Timothy Jerome Chambers is a life-long artist, having grown up amidst the scents and beautiful paintings in his father’s studio. Exhibiting a passion for drawing from the start, he was trained by his dad (William Chambers) and later with other exemplary artists Cedric Egeli, Joanette Hoffman Egeli, and Richard Lack, each part of a great heritage of American master painters. Solid draftsmanship established him among the world’s best portraitists, and his foray into Impressionism with Henry Hensche sets his colorful landscapes and portraits apart from the crowd. Few artists are able to marry color and draftsmanship in such a passionate embrace.
Yet it the real test of Tim’s devotion was when he was diagnosed with Usher Syndrome, a disease that has resulted in Tim being legally deaf and blind (read more here). This disability has not diminished his potential but enhanced it. Tim has discovered that art is more than sight; it is heart. “I find that the unseen is more powerful than what is seen. Before I painted merely what I saw. Now I judge my work by whether it transcends the soul, evoking the human spirit. We are all striving. Did my painting give you a glimmer of hope and joy ahead?”
Tim believes that beyond talent, there are two main ingredients evident in a great work of art: skill of application and joy of vision. Convinced that the former without the latter leaves a canvas void of purpose and impact, Tim puts his heart, mind, and hands into his work. As an art juror said of Tim’s work: “This artist sees the world beautifully.”
My mission is twofold. One is outward, one introspective, as I believe I only have something to say if I have an idea of who I am. So I am ever editing my paradigm to pare off the excess, leaving only the essential. At this point, I see the greatest need is friendship. I like the African proverb, “If you want to go fast, go alone. If you want to go far, go together.” My value isn’t in being fast, or being different (although I am unique, just like everyone else!), but being a faithful companion. One of my favorite verses is, “I will never leave you nor forsake you.” In other words, “I’ll always be your companion and friend.” That is a good essence to be.
How does this affect my art? It shifted my purpose from self-expression (read: self-importance) to encouragement and awareness. It also shifted me from living in the future (read: goals!) to the present. To be here and now.
Recently, I was taken by surprise by something that I had assumed was universal: I thought everyone got inspired by the beauty around us. Every morning, when I see the play of light upon the land, the trees, buildings, I can’t help but smile and be inspired to respond. At those moments, looking past the rush of life and tyranny of the urgent, I am reminded that life is beautiful, rich with hope eternal.
Surprisingly, when I asked others if they felt the same way, I heard a flat “No, not really. I hadn’t noticed.” Answers reflecting a void, unaware they had missed a grand event. Life has a way of doing that- of getting us caught up in the routine, missing the glorious. I have begun to see that it is true what my art predecessors Robert Henri and Charles Hawthorne have noted- that it’s the artist’s task to show the world the beauty in the mundane.
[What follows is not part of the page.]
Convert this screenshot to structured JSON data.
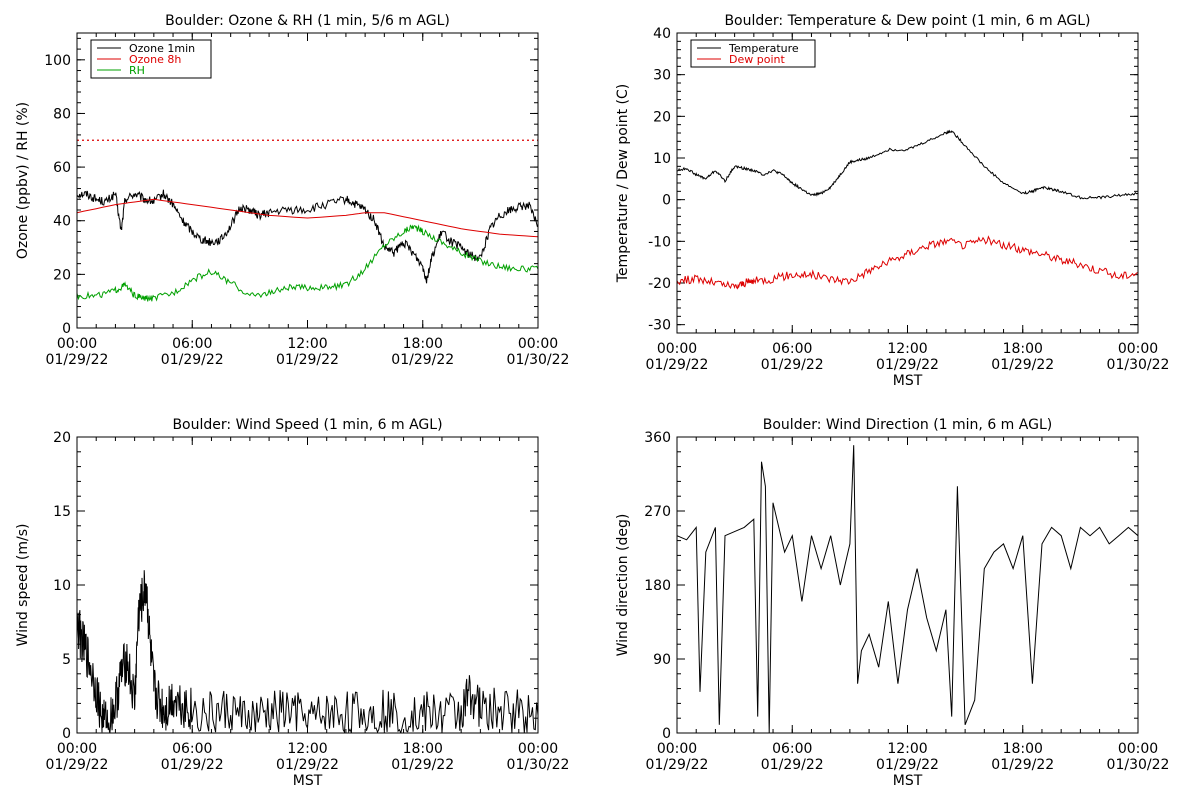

My lack of sight (10% of yours) and hearing (20% of yours) means I am at once focused and oblivious. I see and hear a fraction of what you do, but man, I am locked in. There’s not a lot of distraction, and so I tend to ruminate on what I take in. What seems to really matter, then, are two entities: us and our Maker and how the two relate. God is alright; but you and me? We need friendship on the journey to figuring out our half. Painting is my way to encourage you.